Reputation: 9804
I have these two dataframes:
df1 = sc.parallelize([
['u1', 0.5],
['u2', 0.2],
['u3', 0.1],
['u4', 0.9],
['u5', 0.7]
]).toDF(('person', 'score'))
df2 = sc.parallelize([
['d1', 0.0],
['d2', 0.5],
['d3', 0.7],
]).toDF(('dog', 'score'))
What I need to do is creating another dataframe whose schema would be
person, dog, score_person * score_dog
so basically multiplying the column score
in both dataframes and keeping the two first columns. This multiplication has to take place for each possible couple of factors, i.e. each person with each dog, so that my result dataframe would have 15 rows.
I can't find a way to obtain this, it seems to me that it has to pass through a SELECT on both dataframes but no JOIN nor UNION can help.
Upvotes: 3
Views: 7008
Reputation: 441
Looks like this question is a few years old but found an explicit Cross Join method added in version 2.1. Try:
df1.crossJoin(df2).select("person", "dog", (df1.score * df2.score).alias("product"))

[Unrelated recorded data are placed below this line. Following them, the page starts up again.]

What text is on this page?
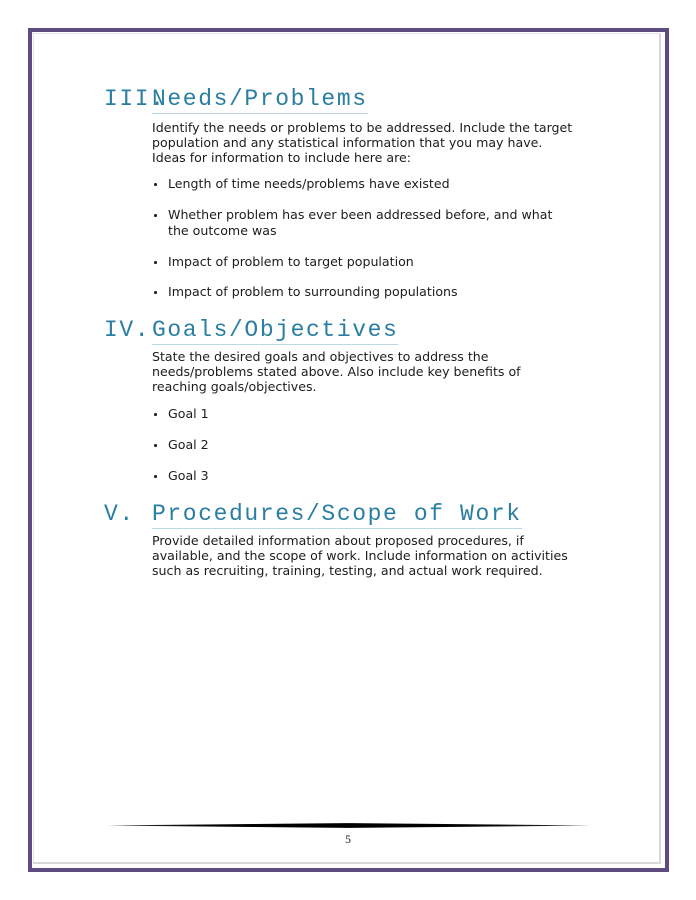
III.
Needs/Problems
Identify the needs or problems to be addressed. Include the target
population and any statistical information that you may have.
Ideas for information to include here are:
Length of time needs/problems have existed
Whether problem has ever been addressed before, and what
the outcome was
Impact of problem to target population
Impact of problem to surrounding populations
IV. Goals/Objectives
State the desired goals and objectives to address the
needs/problems stated above. Also include key benefits of
reaching goals/objectives.
Goal 1
Goal 2
Goal 3
V. Procedures/Scope of Work
Provide detailed information about proposed procedures, if
available, and the scope of work. Include information on activities
such as recruiting, training, testing, and actual work required.
5
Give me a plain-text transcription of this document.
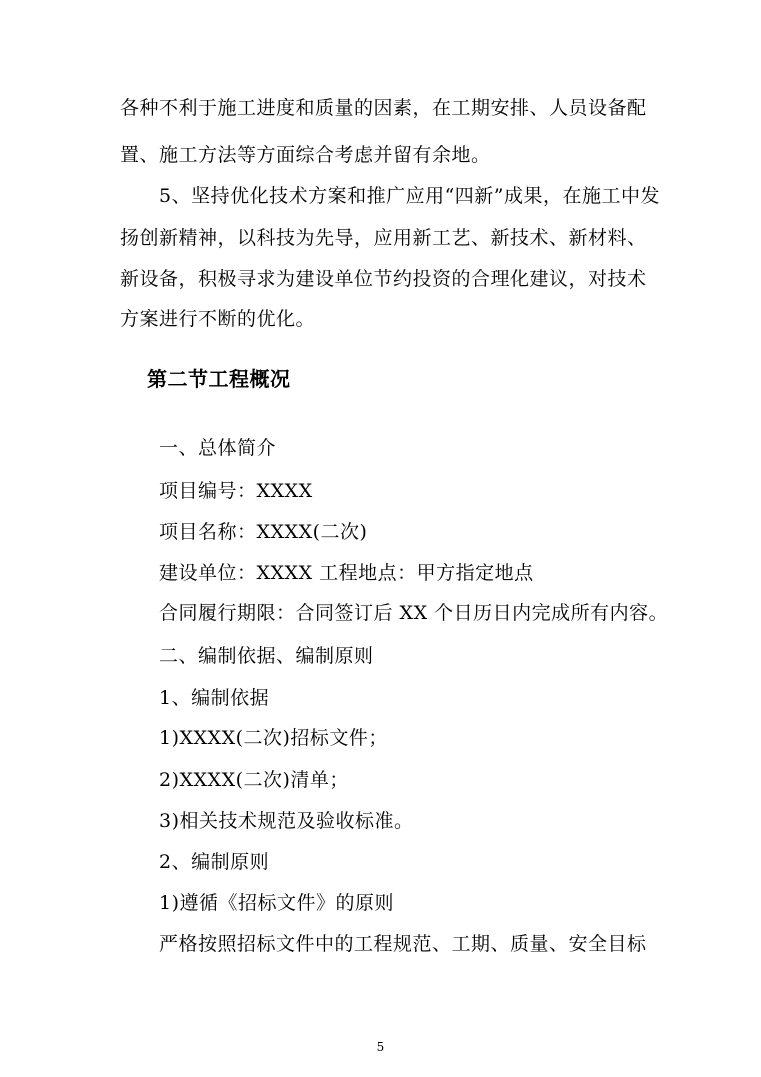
各种不利于施工进度和质量的因素，在工期安排、人员设备配
置、施工方法等方面综合考虑并留有余地。
5、坚持优化技术方案和推广应用“四新”成果，在施工中发
扬创新精神，以科技为先导，应用新工艺、新技术、新材料、
新设备，积极寻求为建设单位节约投资的合理化建议，对技术
方案进行不断的优化。
第二节工程概况
一、总体简介
项目编号：XXXX
项目名称：XXXX(二次)
建设单位：XXXX 工程地点：甲方指定地点
合同履行期限：合同签订后 XX 个日历日内完成所有内容。
二、编制依据、编制原则
1、编制依据
1)XXXX(二次)招标文件；
2)XXXX(二次)清单；
3)相关技术规范及验收标准。
2、编制原则
1)遵循《招标文件》的原则
严格按照招标文件中的工程规范、工期、质量、安全目标
5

found information here: http://spark.apache.org/docs/2.1.0/api/python/pyspark.sql.html#pyspark.sql.DataFrame.crossJoin
Upvotes: 1
Reputation: 330123
Typically Cartesian product is something you want to avoid but simple join
without on
parameter is all you need here:
df1.join(df2).select("person", "dog", (df1.score * df2.score).alias("product"))
Upvotes: 6